Trafficked maid wins settlement against diplomat, allowed to stay in U.S.

Daedema Ramos at a press conference. Photo: Damayan

Deadema ‘Dema’ Ramos narrated her harrowing experience which began in 2009 when she arrived in New York City with her employer, a Kuwaiti diplomat assigned to the UN mission. On arrival, the diplomat confiscated her passport and confined her to the house.

Dema said she was forced into often backbreaking work seven days a week, 20 hours a day, for as little as $400 a month, most of which was sent to the Philippines to support her five children. She said she got very little rest and not enough to eat and, she lost a lot of weight.

“I want people to realize that this is really happening here in America to domestic workers,” said Dema at a September 13 press conference organized by Damayan and the Community Development Project at the Urban Justice Center. She said she steeled herself against the physical and psychological abuse because she needed the job to support her family in the Philippines.

She also alleged the diplomat made her sign documents she was not allowed to read, restricted her movements and kept her hostage through fear and manipulation. Nearly a year after arriving in New York, Dema met a Filipina who gave her the phone number of Damayan, a grassroots organization advocating for the rights of low-wage Filipino migrant workers. Damayan helped Dema escape, and two years later she is one of Damayan’s most active organizers.

With the representation of attorneys from the Community Development Project at the Urban Justice Center, Dema sent a demand letter to the diplomat, threatening to file suit if he did not pay Dema the wages she was owed. The diplomat recently agreed to a settlement. Dema applied for immigration status as a trafficking victim and was approved.

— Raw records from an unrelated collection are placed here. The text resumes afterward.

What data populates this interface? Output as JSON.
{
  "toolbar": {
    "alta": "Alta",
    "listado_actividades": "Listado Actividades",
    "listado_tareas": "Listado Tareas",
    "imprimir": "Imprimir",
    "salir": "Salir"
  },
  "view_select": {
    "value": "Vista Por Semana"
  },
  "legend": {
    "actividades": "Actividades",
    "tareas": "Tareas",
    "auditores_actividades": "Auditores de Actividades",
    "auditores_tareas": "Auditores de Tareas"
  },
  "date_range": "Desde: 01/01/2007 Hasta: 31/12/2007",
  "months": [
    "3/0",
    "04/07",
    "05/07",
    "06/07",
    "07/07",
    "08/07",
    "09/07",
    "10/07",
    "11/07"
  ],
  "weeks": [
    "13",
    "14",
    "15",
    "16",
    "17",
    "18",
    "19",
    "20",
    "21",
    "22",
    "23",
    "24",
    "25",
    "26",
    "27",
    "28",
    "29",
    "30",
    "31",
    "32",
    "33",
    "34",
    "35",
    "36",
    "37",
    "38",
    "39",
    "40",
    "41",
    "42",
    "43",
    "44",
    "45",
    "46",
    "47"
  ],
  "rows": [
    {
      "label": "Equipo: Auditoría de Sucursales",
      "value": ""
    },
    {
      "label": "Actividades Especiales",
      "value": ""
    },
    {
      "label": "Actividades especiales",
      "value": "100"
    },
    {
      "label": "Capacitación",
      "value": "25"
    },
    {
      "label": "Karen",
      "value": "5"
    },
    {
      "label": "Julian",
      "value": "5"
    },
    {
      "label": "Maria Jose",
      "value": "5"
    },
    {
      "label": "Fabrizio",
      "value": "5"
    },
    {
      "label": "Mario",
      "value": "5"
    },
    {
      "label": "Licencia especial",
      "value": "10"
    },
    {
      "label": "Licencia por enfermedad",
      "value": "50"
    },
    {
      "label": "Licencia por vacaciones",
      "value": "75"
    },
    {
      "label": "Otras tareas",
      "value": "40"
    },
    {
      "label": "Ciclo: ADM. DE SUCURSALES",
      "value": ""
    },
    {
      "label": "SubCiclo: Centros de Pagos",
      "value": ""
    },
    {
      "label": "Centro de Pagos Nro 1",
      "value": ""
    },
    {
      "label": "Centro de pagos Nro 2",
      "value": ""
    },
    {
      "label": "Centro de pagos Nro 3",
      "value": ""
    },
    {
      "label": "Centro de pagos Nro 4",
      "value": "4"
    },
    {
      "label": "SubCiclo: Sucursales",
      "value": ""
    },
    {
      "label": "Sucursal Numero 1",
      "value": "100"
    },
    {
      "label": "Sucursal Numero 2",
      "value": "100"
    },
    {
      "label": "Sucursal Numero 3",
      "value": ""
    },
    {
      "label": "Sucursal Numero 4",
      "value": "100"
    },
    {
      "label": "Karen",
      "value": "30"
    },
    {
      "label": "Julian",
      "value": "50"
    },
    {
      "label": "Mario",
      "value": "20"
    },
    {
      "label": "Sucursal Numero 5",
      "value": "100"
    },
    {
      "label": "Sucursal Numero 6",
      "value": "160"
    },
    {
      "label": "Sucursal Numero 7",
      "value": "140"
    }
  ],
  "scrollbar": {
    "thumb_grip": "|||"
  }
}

Trafficked domestic workers experience some of the most inhumane forms of labor exploitation, yet some traffickers are the same diplomats who claim to uphold human and labor rights, according to a joint Damayan-UJC statement. The most recent data from the Government Accountability Office found 42 documented cases of abuse of domestic workers by diplomats between 2000 and 2007, and the U.S. State Department’s 2011 and 2012 Trafficking in Persons Reports cited well over a dozen allegations in the reporting period, including civil lawsuits and criminal investigations of diplomats. These numbers are widely believed to be underreported, because of the isolation of domestic workers and the difficulty in reporting the crime.

“This legal settlement is proof that trafficking victims can win justice, even when the trafficker is a diplomat,” said Nicole Hallett, staff attorney at the Urban Justice Center’s Community Development Project. “Diplomats can no longer hide behind diplomatic immunity to abuse their workers.”

Roughly 4,300 Filipinos leave their country every day; 90 percent of them are women, and 70 percent become domestic workers in countries like the U.S. There are over 200,000 domestic workers in NYC, 15 percent of whom are Filipinos, according to the Damayan-UJC statement.

“Many, like Dema, are trafficked, meaning they are brought to the country through fraud, force, or coercion of other kinds,” said Damayan which is in the midst of a campaign to bring these women out of the shadows while demanding accountability for traffickers.